Может быть, тут поделать ничего нельзя - за плечами Никифорова тяжелый груз годов, наследство минувшего. Писательский молодняк подобного мировоззрения усвоить не может, он оживлен, брызжет, как фонтан, молодостью и здоровьем тут, рядом с Георгием Никифоровым.
В писательской манере Георгия Никифорова чувствуется влияние Максима Горького, лепка с мясом и кровью, циклопическая кладка снова. Нет тут ничего удивительного: Максима Горького буржуазная критика много раз отпевала, пугала "обезьяньими лапами", но Максим Горький в ответ создавал новые вещи еще большей значимости, громадное его дарование оказало и оказывает влияние на всю современную прозу.
Георгий Никифоров искусно строит свои вещи и композиционно, но временами ему еще свойственна некоторая неясность линий его
стр. 169
построек, он бывает неряшлив и небрежен. Например, в "Иване Брынде" первая глава, дающая Брынду пьяным, пинающим свою сожительницу Прасковью, никак не увязывается с последующими главами, в которых Брында выступает необыкновенно привлекательным, человечески трогательным образом. Отсюда надо сделать вывод: писатель в момент написания первой главы неясно себе представлял своего героя.
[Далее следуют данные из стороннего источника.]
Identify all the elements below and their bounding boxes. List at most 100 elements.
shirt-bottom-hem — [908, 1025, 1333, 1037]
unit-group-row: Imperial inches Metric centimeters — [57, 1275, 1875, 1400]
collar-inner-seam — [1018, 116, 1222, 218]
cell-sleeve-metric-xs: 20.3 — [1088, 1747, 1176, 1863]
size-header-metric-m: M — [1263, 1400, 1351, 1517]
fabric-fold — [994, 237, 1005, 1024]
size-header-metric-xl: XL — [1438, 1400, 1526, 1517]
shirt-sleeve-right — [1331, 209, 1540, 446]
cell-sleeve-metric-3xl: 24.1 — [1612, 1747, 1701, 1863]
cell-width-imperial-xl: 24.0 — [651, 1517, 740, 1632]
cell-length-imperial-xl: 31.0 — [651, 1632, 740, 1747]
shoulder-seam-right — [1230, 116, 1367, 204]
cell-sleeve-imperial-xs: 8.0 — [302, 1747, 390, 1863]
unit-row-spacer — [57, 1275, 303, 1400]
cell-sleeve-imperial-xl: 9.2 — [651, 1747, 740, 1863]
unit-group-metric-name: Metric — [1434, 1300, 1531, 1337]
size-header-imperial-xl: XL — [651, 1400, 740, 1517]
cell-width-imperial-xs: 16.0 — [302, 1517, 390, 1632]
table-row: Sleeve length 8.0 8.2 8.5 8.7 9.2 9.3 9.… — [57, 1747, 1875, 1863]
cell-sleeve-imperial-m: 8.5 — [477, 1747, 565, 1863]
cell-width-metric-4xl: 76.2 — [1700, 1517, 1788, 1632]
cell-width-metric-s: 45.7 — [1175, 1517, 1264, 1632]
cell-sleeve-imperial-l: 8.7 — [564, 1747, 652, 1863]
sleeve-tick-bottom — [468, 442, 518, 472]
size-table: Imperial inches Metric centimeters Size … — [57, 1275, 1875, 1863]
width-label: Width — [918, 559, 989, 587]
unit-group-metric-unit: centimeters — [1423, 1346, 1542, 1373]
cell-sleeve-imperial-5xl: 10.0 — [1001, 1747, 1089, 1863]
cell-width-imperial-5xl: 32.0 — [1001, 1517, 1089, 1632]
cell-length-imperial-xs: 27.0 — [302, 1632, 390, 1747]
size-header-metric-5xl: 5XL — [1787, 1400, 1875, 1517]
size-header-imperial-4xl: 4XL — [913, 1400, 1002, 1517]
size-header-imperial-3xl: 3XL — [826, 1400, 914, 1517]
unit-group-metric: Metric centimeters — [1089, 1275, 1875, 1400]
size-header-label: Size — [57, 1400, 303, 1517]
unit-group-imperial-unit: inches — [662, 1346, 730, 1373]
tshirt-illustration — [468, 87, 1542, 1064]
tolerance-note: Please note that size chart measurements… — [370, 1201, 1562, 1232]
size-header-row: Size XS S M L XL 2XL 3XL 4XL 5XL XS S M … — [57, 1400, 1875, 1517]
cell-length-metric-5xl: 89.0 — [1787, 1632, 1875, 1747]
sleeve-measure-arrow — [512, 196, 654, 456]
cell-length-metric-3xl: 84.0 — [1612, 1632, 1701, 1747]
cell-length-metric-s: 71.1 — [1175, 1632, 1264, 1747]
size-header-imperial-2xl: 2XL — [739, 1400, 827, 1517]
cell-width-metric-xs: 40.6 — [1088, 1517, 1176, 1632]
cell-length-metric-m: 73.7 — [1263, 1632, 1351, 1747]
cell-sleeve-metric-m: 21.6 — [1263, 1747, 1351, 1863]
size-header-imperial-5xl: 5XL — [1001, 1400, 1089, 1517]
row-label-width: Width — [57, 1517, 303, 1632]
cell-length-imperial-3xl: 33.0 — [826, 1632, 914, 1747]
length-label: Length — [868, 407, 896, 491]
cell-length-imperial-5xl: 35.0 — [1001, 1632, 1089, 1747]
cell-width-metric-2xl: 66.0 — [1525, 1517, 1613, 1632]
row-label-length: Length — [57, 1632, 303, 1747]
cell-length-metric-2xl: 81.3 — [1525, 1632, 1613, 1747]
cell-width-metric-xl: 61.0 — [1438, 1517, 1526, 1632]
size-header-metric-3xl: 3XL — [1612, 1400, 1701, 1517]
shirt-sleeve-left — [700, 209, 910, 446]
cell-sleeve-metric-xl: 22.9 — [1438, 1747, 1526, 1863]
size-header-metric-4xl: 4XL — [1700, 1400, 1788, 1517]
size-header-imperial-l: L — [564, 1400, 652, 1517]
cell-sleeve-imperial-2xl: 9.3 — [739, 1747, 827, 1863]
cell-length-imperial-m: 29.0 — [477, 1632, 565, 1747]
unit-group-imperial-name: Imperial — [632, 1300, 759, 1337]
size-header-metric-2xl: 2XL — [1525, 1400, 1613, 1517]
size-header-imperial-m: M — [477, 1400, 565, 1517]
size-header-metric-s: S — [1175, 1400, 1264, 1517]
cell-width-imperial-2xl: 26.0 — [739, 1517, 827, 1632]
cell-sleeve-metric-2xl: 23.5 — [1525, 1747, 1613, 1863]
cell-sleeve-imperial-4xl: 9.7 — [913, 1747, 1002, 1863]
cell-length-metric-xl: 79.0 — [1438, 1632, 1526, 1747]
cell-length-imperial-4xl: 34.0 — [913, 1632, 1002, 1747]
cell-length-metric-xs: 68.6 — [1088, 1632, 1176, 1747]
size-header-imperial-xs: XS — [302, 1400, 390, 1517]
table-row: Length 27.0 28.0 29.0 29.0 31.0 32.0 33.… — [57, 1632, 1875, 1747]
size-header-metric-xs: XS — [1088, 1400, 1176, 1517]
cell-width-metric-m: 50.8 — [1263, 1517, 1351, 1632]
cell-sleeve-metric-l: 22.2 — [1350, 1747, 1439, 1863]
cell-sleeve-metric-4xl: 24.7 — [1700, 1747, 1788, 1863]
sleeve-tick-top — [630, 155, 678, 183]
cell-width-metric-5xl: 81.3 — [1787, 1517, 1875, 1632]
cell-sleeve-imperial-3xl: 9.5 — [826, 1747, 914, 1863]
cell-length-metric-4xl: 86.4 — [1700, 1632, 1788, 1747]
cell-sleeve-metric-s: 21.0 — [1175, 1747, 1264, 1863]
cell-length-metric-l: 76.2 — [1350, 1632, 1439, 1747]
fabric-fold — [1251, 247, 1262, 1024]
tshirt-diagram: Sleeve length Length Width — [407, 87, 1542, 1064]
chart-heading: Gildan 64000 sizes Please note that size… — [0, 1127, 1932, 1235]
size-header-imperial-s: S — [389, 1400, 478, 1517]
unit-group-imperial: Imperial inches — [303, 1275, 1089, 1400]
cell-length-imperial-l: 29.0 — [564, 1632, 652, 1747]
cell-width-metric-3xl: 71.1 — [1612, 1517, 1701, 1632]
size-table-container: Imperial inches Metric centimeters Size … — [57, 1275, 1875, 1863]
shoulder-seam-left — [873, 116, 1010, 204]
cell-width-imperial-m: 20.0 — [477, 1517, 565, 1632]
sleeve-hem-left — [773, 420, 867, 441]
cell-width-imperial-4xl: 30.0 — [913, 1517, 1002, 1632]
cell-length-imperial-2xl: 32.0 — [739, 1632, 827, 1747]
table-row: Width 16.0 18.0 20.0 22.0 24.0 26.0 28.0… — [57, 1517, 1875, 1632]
В "Двух сменах" в стройное течение развития действия в городе вдруг врывается лирическое отступление о "тихом сельце" с "змейками-речушками". Само по себе отступление в другой вещи, на своем месте украсило бы целую страницу, но вторжение его в "Две смены" чрезвычайно досадно - оно разрушает цельность композиции. Кое-где такие же вставные эпизоды немало вредят прямым художественным замыслам художника. Сбивается изредка
стр. 170
Георгий Никифоров и отступает от основного закона художественной прозы только, только "показывать", а не рассказывать. И как он забудет об этом - среди насыщенного красками, сравнениями, образами письма прорывается серая "усталая" страница.
Не лишен манерности описательский прием "Так было" в первой главе повести "Так иль этак". Нет ничего выше в искусстве простоты, прозрачной ясности языка. Никифоров знает это, но не всегда об этом помнит - бывают срывы. Лучше бы их не было!
Приветствуя дарование Никифорова, а дарования так редки, мы вправе ждать от него более отстоявшегося мастерства, более выпестованных по темам вещей, большей глубины, может быть, за счет напряженной остроты их и даже некоторой экзотичности. Тогда все приложится.